Contexte et justification :
L’Organisation des Nations Unies (ONU) et l’Union européenne (UE) s’engagent dans une nouvelle initiative mondiale pluriannuelle visant à éliminer toutes les formes de violences à l’égard des femmes et des filles, dénommée ‘’Spotlight’’. La dénomination « Spotlight » a été retenue pour attirer l’attention sur l’impératif de lutter et de d’éliminer ces violences, qu’il faut placer sous les projecteurs et au cœur des efforts menés pour atteindre l’égalité des sexes et l’autonomisation des femmes, en accord avec les Objectifs de développement durable (ODD) à l’horizon 2030. Le Niger fait partie des huit (8) premiers pays africains éligibles à cette initiative qui est mise en œuvre à travers un programme conjoint UNFPA-PNUD-UNICEF et ONUFEMMES sous le leadership de la Coordinatrice du Système des Nations Unies au Niger. Le programme s’articule autour de six piliers dont le pilier 1 relatif au cadre législatif. La présente étude rentre dans le cadre des activités retenues dans ce premier pilier.

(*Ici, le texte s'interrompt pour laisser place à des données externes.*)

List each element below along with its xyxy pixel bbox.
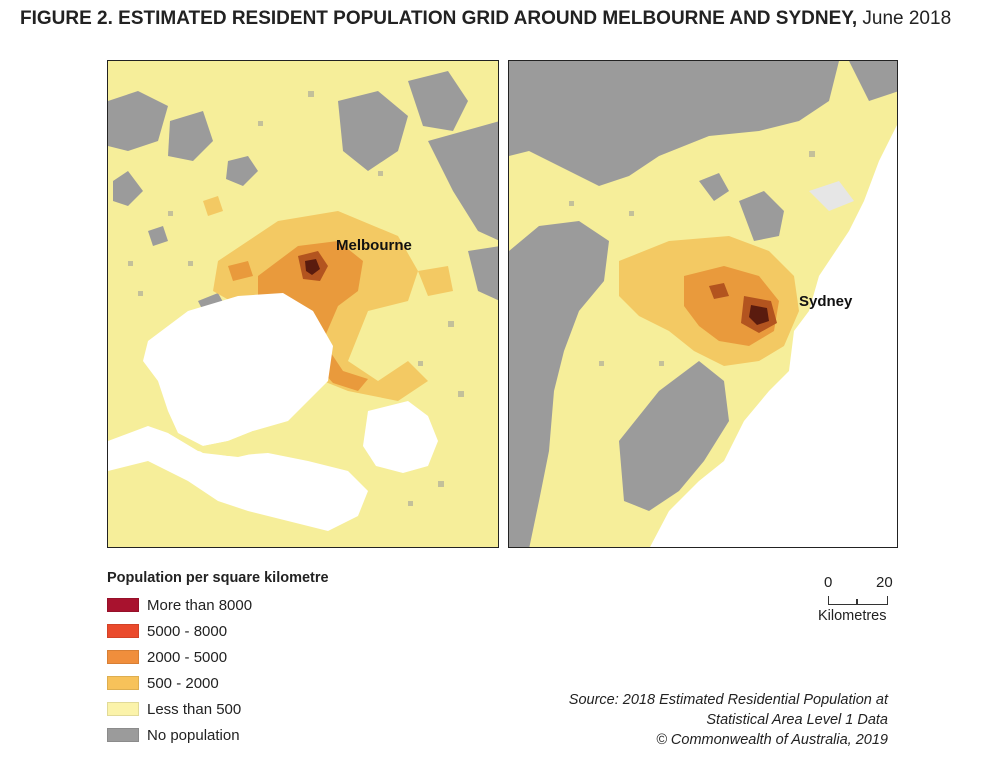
legend-label: 2000 - 5000 — [147, 648, 228, 666]
figure-title-date: June 2018 — [862, 8, 952, 29]
speckles — [569, 151, 815, 417]
melbourne-map-graphic — [108, 61, 498, 547]
scale-bar-line — [828, 596, 888, 605]
cbd-density — [298, 251, 328, 281]
legend-item: 5000 - 8000 — [107, 618, 329, 644]
legend-item: 500 - 2000 — [107, 670, 329, 696]
figure-title-main: FIGURE 2. ESTIMATED RESIDENT POPULATION … — [20, 8, 858, 29]
legend-swatch — [107, 702, 139, 716]
legend-item: More than 8000 — [107, 592, 329, 618]
legend-swatch — [107, 650, 139, 664]
no-population-areas — [509, 61, 897, 547]
legend-label: 5000 - 8000 — [147, 622, 228, 640]
legend-swatch — [107, 728, 139, 742]
melbourne-map: Melbourne — [107, 60, 499, 548]
legend-swatch — [107, 624, 139, 638]
port-phillip-bay — [108, 293, 438, 531]
legend-label: 500 - 2000 — [147, 674, 219, 692]
scale-unit: Kilometres — [818, 608, 887, 624]
sydney-map-graphic — [509, 61, 897, 547]
legend: Population per square kilometre More tha… — [107, 570, 329, 748]
source-line-3: © Commonwealth of Australia, 2019 — [656, 732, 888, 748]
sydney-label: Sydney — [799, 293, 853, 310]
source-note: Source: 2018 Estimated Residential Popul… — [569, 690, 888, 750]
source-line-2: Statistical Area Level 1 Data — [706, 712, 888, 728]
sydney-map: Sydney — [508, 60, 898, 548]
legend-item: Less than 500 — [107, 696, 329, 722]
legend-swatch — [107, 598, 139, 612]
scale-bar-tick — [856, 599, 858, 604]
scale-bar: 0 20 Kilometres — [818, 574, 898, 634]
legend-item: No population — [107, 722, 329, 748]
scale-start: 0 — [824, 574, 833, 591]
legend-label: No population — [147, 726, 240, 744]
legend-label: Less than 500 — [147, 700, 242, 718]
legend-label: More than 8000 — [147, 596, 253, 614]
figure-title: FIGURE 2. ESTIMATED RESIDENT POPULATION … — [20, 8, 951, 30]
speckles — [128, 91, 464, 506]
legend-swatch — [107, 676, 139, 690]
no-population-areas — [108, 71, 498, 461]
scale-end: 20 — [876, 574, 893, 591]
melbourne-label: Melbourne — [336, 237, 412, 254]
ocean — [650, 125, 897, 547]
legend-title: Population per square kilometre — [107, 570, 329, 586]
legend-item: 2000 - 5000 — [107, 644, 329, 670]
source-line-1: Source: 2018 Estimated Residential Popul… — [568, 692, 888, 708]
cbd-density — [709, 283, 777, 333]
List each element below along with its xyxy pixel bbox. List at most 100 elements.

Le Niger a ratifié de nombreux textes internationaux et régionaux favorables aux droits des femmes et des enfants et à leur protection contre les violences et les pratiques traditionnelles néfastes telles que le mariage des enfants, les mutilations génitales féminines… Le pays a également fait d’énormes efforts en adoptant des textes qui répriment les auteurs des actes de violences à l’égard de tous les citoyens y compris les filles et les femmes. Ces dispositions sont contenues dans le code pénal. Cependant, certaines évaluations ont fait ressortir que dans la pratique des nombreuses victimes n’ont pas connaissance des textes et des procédures pour y accéder, mais aussi quelque fois leur application reste souvent arbitraire selon les cas et les sujets en présence. Certaines actes même très graves (cas de viols sur mineurs de moins de 15 ans), selon les auteurs, n’arrivent malheureusement pas, dans la plupart des situations, au niveau de la justice à cause du poids des traditions qui favorisent la culture du silence au détriment de l’avenir de la fille ou de la femme. En outre certains actes qui constituent des violences basées sur le genre ne sont réprimés par aucun texte, c’est le cas du déni de droit aux femmes et aux filles par le fait qu’elles soient de sexe féminin (cas de l’héritage, cas de non-inscription à l’école ou forcé la fille à quitter l’école…).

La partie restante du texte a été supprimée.